Hello! First of all, thank you for doing such great work and making it so accessible. I'm looking at using mup for a project but I'm a bit confused about how to set the base shapes for the smaller model used for hyperparameter tuning.
Let's say I want to train an MLP with hidden dimension 1024, and I want to muTransfer the best learning rate from an MLP with hidden dimension 128. My top-level code might look like this:
best_loss = float('inf')
best_lr = 0.
# Hyperparameter sweep with hidden dimension 128
for lr in learning_rates:
small_mlp = MLP(hidden_dim=128)
# use `base=None` in `set_base_shapes`
small_mlp = mup.set_base_shapes(small_mlp, base=None)

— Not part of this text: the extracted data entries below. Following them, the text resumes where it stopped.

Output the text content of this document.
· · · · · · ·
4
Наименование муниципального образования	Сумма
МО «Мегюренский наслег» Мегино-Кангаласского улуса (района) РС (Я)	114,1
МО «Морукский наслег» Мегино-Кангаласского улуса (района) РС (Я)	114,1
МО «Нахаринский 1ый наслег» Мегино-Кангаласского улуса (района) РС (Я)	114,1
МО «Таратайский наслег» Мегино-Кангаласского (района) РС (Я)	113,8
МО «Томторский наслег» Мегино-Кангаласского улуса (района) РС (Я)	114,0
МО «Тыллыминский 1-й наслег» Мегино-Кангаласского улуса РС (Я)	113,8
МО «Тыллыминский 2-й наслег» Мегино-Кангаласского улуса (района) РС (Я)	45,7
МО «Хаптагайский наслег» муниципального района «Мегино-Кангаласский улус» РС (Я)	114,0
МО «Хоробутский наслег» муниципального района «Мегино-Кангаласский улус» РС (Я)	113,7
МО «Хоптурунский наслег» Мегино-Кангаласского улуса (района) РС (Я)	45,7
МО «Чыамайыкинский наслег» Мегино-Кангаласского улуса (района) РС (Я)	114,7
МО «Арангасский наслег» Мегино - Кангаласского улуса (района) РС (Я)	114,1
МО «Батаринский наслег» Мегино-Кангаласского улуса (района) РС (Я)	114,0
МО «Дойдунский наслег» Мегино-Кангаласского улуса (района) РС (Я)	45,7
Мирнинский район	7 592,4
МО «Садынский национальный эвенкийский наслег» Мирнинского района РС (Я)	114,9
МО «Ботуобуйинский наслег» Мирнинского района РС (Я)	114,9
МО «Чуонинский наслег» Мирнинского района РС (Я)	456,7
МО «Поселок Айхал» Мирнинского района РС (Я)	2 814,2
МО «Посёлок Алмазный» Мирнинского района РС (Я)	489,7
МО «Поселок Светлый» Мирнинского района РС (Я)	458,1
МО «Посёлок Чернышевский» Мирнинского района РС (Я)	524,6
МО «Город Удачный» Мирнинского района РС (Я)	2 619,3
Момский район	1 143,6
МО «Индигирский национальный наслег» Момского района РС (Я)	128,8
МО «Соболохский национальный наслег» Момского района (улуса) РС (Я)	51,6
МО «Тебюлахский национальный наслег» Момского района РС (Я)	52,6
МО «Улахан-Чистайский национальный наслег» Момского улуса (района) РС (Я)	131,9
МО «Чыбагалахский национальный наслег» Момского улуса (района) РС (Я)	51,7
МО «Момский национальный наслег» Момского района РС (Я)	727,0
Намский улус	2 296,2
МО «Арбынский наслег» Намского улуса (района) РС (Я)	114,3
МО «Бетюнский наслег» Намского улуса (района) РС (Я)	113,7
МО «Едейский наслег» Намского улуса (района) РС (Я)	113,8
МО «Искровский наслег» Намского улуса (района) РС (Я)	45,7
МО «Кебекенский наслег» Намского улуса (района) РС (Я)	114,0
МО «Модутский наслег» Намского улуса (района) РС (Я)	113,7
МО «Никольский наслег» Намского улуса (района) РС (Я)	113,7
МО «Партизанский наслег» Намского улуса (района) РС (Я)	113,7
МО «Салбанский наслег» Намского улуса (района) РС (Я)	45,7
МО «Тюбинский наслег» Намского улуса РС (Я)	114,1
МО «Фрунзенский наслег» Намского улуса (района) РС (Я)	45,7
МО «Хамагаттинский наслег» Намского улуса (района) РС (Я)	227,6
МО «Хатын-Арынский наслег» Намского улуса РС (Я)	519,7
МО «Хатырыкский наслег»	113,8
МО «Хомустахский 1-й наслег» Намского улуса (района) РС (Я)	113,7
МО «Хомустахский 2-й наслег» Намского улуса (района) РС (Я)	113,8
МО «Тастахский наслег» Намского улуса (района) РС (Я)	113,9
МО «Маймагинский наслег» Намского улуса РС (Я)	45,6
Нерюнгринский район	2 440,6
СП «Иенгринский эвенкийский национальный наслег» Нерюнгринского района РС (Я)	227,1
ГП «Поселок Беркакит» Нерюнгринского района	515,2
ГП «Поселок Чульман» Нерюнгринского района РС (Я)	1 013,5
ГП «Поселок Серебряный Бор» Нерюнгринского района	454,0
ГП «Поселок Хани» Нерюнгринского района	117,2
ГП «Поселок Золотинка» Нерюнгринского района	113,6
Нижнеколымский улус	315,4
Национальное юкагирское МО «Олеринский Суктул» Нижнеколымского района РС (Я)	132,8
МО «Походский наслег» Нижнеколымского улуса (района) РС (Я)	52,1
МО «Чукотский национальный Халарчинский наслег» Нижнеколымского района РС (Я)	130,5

final_loss = full_training_loop(small_mlp, lr=lr)
if final_loss < best_loss:
best_loss = final_loss
best_lr = lr
# Transfer optimal LR to large model
base_mlp = MLP(hidden_dim=128)
big_mlp = MLP(hidden_dim=1024)
big_mlp = mup.set_base_shapes(big_mlp, base=base_mlp)
ultimate_loss = full_training_loop(big_mlp, lr=best_lr)
or like this:
best_loss = float('inf')
best_lr = 0.
for lr in learning_rates:
small_mlp = MLP(hidden_dim=128)
# use a base model in `set_base_shapes`
smaller_mlp = MLP(hidden_dim=32)
small_mlp = mup.set_base_shapes(small_mlp, base=smaller_mlp)
final_loss = full_training_loop(small_mlp, lr=lr)
if final_loss < best_loss:
best_loss = final_loss
best_lr = lr
# Transfer optimal LR to large model
base_mlp = MLP(hidden_dim=128)
big_mlp = MLP(hidden_dim=1024)
big_mlp = mup.set_base_shapes(big_mlp, base=base_mlp)
ultimate_loss = full_training_loop(big_mlp, lr=best_lr)
Could you please clarify which of these would be correct? Thank you very much for your time!
Thanks for the kind words!
You should do the 2nd thing. base=None essentially means not using muP.
Great, thanks Greg!